At the heart of the case is a 2014 Louisiana law requiring abortion providers to have admitting privileges at a local hospital.
The Supreme Court docket lists the issue as “whether the U.S. Court of Appeals for the 5th Circuit’s decision upholding Louisiana’s law requiring physicians who perform abortions to have admitting privileges at local hospital conflicts with the Supreme Court’s binding precedent in Whole Woman’s Health v. Hellerstedt.”
Simply put, June Medical Services v. Gee is about restrictions on Louisiana abortion clinics.
The Court could open the door for states to essentially eliminate abortion access — without banning the procedure outright
If the Court decides in Gee to uphold the Louisiana admitting privileges law, it will probably accelerate the passage of similar laws around the country.
Republican-controlled state legislatures will essentially have the green light to pass increasingly stringent restrictions on clinic operations, without fear of a court challenge.
That could widen a divide that already exists in America, between states and regions where abortion is accessible and those where it’s essentially out of reach.
Louisiana is not the only state to have this requirement. Abortion rights supporters believe that these laws are only an attempt to shut down abortion clinics and serve no medical purpose.
The Fifth Circuit Court of Appeals found that Louisiana’s law would not force any abortion clinic closures, saying, “there is no evidence that any of the clinics will close as a result of the Act,” and reiterating later that “the only permissible finding, under this record, is that no clinics will likely be forced to close on account of the Act.”
Louisiana abortion providers are able to obtain admitting privileges if they provide competent care.
Three abortion providers in Louisiana currently have qualifying privileges, and hundreds of gynecologists/obstetricians and family practice doctors have privileges and are qualified to perform abortions if they choose to do so.
Under Louisiana Law, all Ambulatory Surgery Center medical staff are required to have admitting privileges at nearby hospitals, regardless of the procedure.
A doctor’s decision on whether or not to perform abortions is a personal decision.
Whole Woman’s Health v. Hellerstedt, a 2016 Texas Supreme Court Case, struck down a similar law.
The Louisiana Attorney General issued a statement about the upcoming case,” Louisiana is not Texas. Louisiana Act 620 is not Texas H.B. 2 June Medical Services vs. Russo s not Whole Woman’s Health vs. Hellerstedt; our facts, our evidence, and are generally applicable medical regulations are all different.”
However, the Supreme Court has changed since 2016.
June Medical Services v.
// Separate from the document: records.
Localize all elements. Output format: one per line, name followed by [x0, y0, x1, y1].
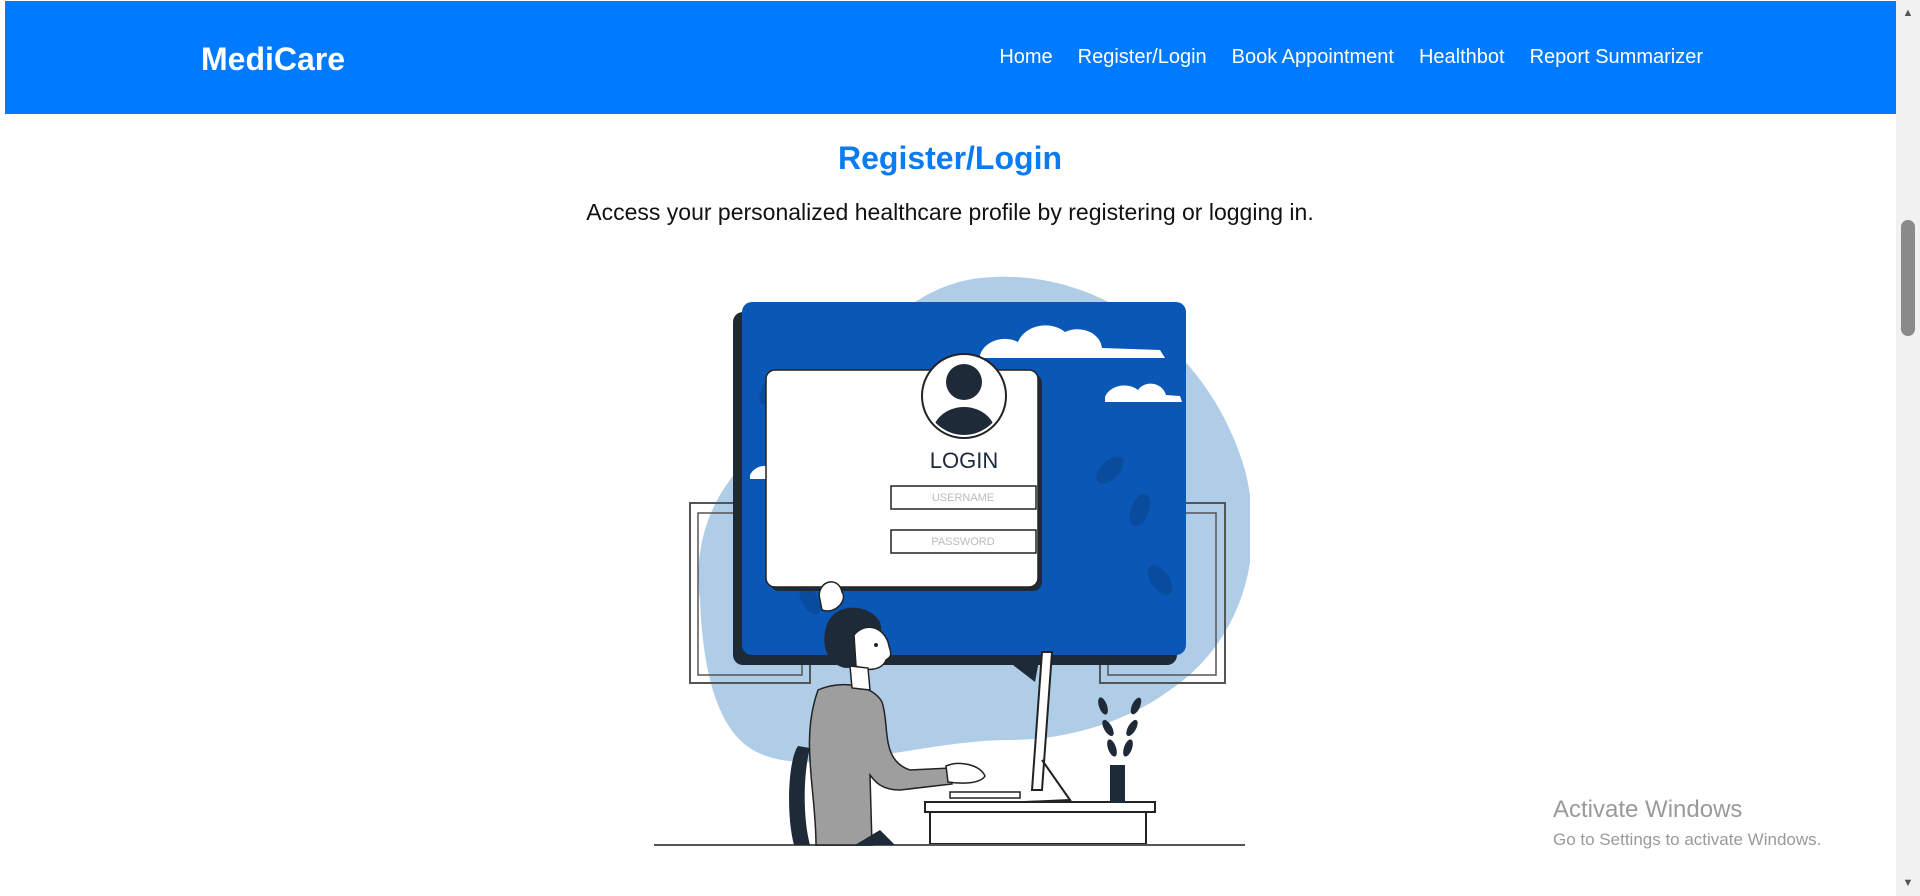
vertical-scrollbar[interactable]: ▲ ▼	[1896, 0, 1920, 896]
nav-link-healthbot[interactable]: Healthbot	[1419, 46, 1505, 69]
scrollbar-thumb[interactable]	[1901, 220, 1915, 336]
password-placeholder: PASSWORD	[931, 536, 994, 548]
scroll-up-arrow-icon[interactable]: ▲	[1896, 4, 1920, 22]
watermark-subtitle: Go to Settings to activate Windows.	[1553, 830, 1822, 849]
nav-links: Home Register/Login Book Appointment Hea…	[999, 46, 1703, 69]
page-title: Register/Login	[837, 140, 1062, 176]
login-heading: LOGIN	[930, 448, 998, 473]
watermark-title: Activate Windows	[1553, 796, 1743, 823]
nav-link-report-summarizer[interactable]: Report Summarizer	[1530, 46, 1703, 69]
username-placeholder: USERNAME	[932, 492, 994, 504]
page-subtitle: Access your personalized healthcare prof…	[586, 199, 1314, 225]
desk-drawer	[929, 811, 1147, 845]
login-illustration: LOGIN USERNAME PASSWORD	[654, 276, 1250, 846]
plant-pot	[1110, 765, 1125, 803]
nav-link-home[interactable]: Home	[999, 46, 1052, 69]
nav-link-book-appointment[interactable]: Book Appointment	[1232, 46, 1394, 69]
keyboard	[949, 791, 1021, 799]
nav-link-register-login[interactable]: Register/Login	[1078, 46, 1207, 69]
activate-windows-watermark: Activate Windows Go to Settings to activ…	[1553, 796, 1821, 850]
person-hand	[945, 762, 986, 784]
page: MediCare Home Register/Login Book Appoin…	[0, 0, 1896, 896]
desk-top	[924, 801, 1156, 813]
brand-logo[interactable]: MediCare	[201, 41, 345, 78]
scroll-down-arrow-icon[interactable]: ▼	[1896, 874, 1920, 892]
navbar: MediCare Home Register/Login Book Appoin…	[5, 1, 1896, 114]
Gee is the first abortion-related case the Supreme Court will hear on the merits since Justice Brett Kavanaugh replaced the more moderate conservative Justice Anthony Kennedy.
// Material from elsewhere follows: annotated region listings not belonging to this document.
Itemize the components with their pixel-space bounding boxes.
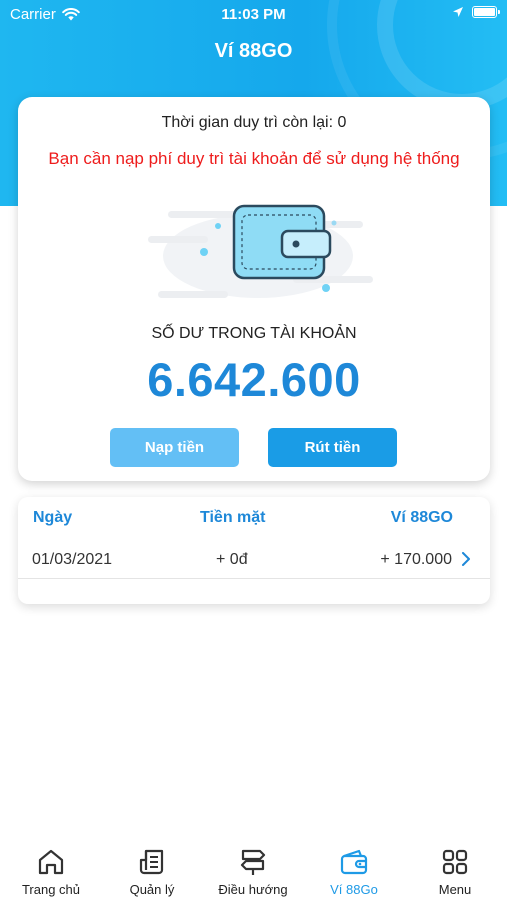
- transaction-row[interactable]: 01/03/2021 + 0đ + 170.000: [18, 539, 490, 579]
- column-header-date: Ngày: [33, 509, 73, 526]
- grid-icon: [442, 849, 468, 875]
- balance-label: SỐ DƯ TRONG TÀI KHOẢN: [151, 325, 357, 342]
- tab-label: Điều hướng: [218, 882, 288, 897]
- remaining-time-text: Thời gian duy trì còn lại: 0: [161, 114, 347, 131]
- status-time: 11:03 PM: [221, 6, 286, 23]
- tab-label: Trang chủ: [21, 882, 81, 897]
- transaction-date: 01/03/2021: [32, 551, 113, 568]
- location-arrow-icon: [453, 7, 463, 17]
- document-icon: [139, 849, 164, 875]
- tab-bar: Trang chủ Quản lý Điều hướng Ví 88Go Men…: [0, 838, 507, 900]
- chevron-right-icon: [462, 552, 470, 566]
- tab-navigation[interactable]: Điều hướng: [208, 848, 298, 897]
- status-right: [452, 6, 500, 18]
- column-header-wallet: Ví 88GO: [390, 509, 453, 526]
- transaction-cash: + 0đ: [216, 551, 248, 568]
- signpost-icon: [240, 849, 266, 875]
- wallet-illustration: [148, 204, 373, 298]
- tab-home[interactable]: Trang chủ: [6, 848, 96, 897]
- battery-icon: [472, 6, 500, 18]
- tab-label: Ví 88Go: [330, 882, 378, 897]
- page-title: Ví 88GO: [214, 40, 293, 62]
- balance-value: 6.642.600: [147, 353, 361, 406]
- tab-wallet[interactable]: Ví 88Go: [309, 848, 399, 897]
- home-icon: [38, 849, 64, 875]
- status-bar: Carrier 11:03 PM: [0, 0, 507, 28]
- tab-manage[interactable]: Quản lý: [107, 848, 197, 897]
- tab-label: Menu: [438, 882, 472, 897]
- balance-card: Thời gian duy trì còn lại: 0 Bạn cần nạp…: [18, 97, 490, 481]
- withdraw-button[interactable]: Rút tiền: [268, 428, 397, 467]
- wallet-icon: [340, 849, 368, 875]
- transaction-wallet: + 170.000: [380, 551, 452, 568]
- tab-label: Quản lý: [129, 882, 175, 897]
- column-header-cash: Tiền mặt: [200, 509, 266, 526]
- maintenance-warning: Bạn cần nạp phí duy trì tài khoản để sử …: [48, 149, 460, 168]
- deposit-button[interactable]: Nạp tiền: [110, 428, 239, 467]
- tab-menu[interactable]: Menu: [410, 848, 500, 897]
- transaction-history: Ngày Tiền mặt Ví 88GO 01/03/2021 + 0đ + …: [18, 497, 490, 604]
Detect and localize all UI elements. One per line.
Kennedy was considered to be the Court’s “swing” vote on abortion.
Often voting in favor to uphold abortion restrictions and laws, but also cutting back laws that limited the rights to have an abortion to the point it became virtually null and void.
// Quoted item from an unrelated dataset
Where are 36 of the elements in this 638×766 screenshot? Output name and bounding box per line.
Kavanaugh is suspected to vote with his conservative colleagues, to uphold abortion restrictions in Gee.
It is suspected that the case is the chance for the Supreme Court to revisit Roe v. Wade.
Roe v. Wade is the 1973 landmark Court Case that essentially established the rights for a woman to have an abortion in America.
The 1973 decision is still popular with most Americans wanting the ruling to stay in place.
However, anti-abortion groups and Congress members want the ruling to be overturned.
In Jan more than 200 Republican lawmakers signed an amicus brief asking the Court to uphold Louisiana law- and consider getting rid of Roe.
Facing lawsuits over its abortion laws, Louisiana decided the best defense was offense.
In a statement by the Attorney General regarding the case, “Louisiana abortionists have gone to extraordinary lengths to block this bipartisan law that promotes the well-being of women and protects minor girls who may find themselves in the hands of incompetent providers and under unsafe conditions. The Attorney Generals Office will not waver in defense of the pro-woman law, and we will continue to do all we legally can to protect Louisana’s women and girls.”